2016-04-03 22:12:05確かに、徳エネルギーを知らぬ者が見れば何がしかのタンクやボンベに見えることもあろう。空海は最悪の想像を振り払う。 「どうしたんだ、坊さん。そんな慌てて」 「いや……こちらの話だ。それよりも、得度兵器の解体は慎重を期すべきだ。何か仕掛けられていないとも限らない」
2016-04-03 22:16:05「わかってっけど……」 「最悪の場合、毒ガスが仕掛けられている可能性がある」 「得度兵器ってそんなもんまで使うんか!?」 「可能性の話だ。部品の回収は放棄すべきやもしれない」 「でもなぁ……」 少年は、タンク……いや、徳ジェネレータの方へ視線を移す。
2016-04-03 22:20:05「この中から、なんか聞こえんだよなぁ」 空海は徳ジェネレータの表面へ耳を寄せる。……だが、何も聞こえない。 「君にも聞こえるか?」 念の為、少年とともに解体を行っていた同じ年頃の青年にも尋ねるが、彼は首を横に振った。 空海は思考する。それが少年だけに聞こえているならば。
2016-04-03 22:24:01それは、何を意味するのか。単なる体質なのか、生まれ持った才能なのか。 (……或いは、感覚系の『奇跡』か) モデル・クーカイの中にも法話(テレパシー)の使い手が存在した。それと似た能力なのかもしれない。問題なのは、彼が聞いているものが幻聴でないとして、それは何を聞いているのかだ。
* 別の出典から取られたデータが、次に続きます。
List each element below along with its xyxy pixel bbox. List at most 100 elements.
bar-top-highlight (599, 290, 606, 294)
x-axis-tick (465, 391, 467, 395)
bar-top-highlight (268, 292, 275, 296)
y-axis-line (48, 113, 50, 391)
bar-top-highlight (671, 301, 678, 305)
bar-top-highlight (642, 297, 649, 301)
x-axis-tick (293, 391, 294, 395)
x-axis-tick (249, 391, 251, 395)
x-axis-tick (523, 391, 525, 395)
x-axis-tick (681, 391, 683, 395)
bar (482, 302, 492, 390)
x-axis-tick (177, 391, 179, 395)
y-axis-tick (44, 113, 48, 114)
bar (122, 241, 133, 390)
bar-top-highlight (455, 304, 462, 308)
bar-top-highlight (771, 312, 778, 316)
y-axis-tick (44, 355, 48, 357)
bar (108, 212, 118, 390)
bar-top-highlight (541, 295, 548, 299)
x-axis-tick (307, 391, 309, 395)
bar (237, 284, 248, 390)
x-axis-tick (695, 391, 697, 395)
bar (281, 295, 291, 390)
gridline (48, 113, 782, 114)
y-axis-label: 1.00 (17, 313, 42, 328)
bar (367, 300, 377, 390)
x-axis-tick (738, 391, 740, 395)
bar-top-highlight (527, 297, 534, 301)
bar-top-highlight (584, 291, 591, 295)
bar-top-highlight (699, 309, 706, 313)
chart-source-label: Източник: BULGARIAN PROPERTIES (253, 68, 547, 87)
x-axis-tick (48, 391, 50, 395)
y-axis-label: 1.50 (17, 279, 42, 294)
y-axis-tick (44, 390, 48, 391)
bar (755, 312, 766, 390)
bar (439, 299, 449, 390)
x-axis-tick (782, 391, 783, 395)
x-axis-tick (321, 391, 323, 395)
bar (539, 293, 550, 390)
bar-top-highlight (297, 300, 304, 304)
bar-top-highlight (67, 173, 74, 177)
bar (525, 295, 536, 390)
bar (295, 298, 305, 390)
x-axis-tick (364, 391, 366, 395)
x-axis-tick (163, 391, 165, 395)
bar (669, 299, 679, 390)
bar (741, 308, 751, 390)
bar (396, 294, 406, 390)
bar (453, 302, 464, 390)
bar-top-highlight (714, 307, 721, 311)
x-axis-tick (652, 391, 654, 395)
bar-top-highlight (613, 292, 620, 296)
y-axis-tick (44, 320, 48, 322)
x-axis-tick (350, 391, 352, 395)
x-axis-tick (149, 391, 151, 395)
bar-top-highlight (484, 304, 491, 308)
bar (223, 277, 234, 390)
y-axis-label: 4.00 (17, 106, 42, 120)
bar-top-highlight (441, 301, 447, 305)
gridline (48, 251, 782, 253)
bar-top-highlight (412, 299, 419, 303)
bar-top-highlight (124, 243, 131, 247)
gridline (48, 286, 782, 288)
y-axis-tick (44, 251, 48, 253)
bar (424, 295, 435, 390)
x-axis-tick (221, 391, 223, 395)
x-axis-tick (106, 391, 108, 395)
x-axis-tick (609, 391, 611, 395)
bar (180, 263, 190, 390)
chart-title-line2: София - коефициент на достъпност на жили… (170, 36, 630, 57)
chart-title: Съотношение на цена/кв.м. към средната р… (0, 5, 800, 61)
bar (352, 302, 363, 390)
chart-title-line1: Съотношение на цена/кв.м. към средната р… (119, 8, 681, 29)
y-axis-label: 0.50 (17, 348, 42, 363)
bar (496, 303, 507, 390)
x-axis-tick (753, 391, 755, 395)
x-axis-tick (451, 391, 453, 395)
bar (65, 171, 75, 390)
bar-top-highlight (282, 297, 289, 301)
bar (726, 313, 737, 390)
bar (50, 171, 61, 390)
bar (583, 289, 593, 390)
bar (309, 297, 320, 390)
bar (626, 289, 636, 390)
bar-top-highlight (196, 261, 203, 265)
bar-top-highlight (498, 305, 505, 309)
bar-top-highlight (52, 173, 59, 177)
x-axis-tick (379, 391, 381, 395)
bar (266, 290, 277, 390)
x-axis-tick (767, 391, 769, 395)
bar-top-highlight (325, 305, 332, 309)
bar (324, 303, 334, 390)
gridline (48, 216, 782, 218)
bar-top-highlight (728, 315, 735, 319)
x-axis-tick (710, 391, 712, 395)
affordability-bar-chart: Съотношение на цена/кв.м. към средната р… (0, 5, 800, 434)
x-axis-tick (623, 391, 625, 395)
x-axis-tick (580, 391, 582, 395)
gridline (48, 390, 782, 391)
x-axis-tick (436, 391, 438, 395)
2016-04-03 22:28:03徳ジェネレータは徳遺物や『人間』から徳エネルギーを抽出するための機械だ。その中から声が聞こえるということが何を指すのか。 タイプ・バトウの機能停止から既に数日。事態は一刻を争うやもしれない。 「……金剛針(ヴァジラスーチー)!」 空海の手の中に、金色の小さな針が形成される。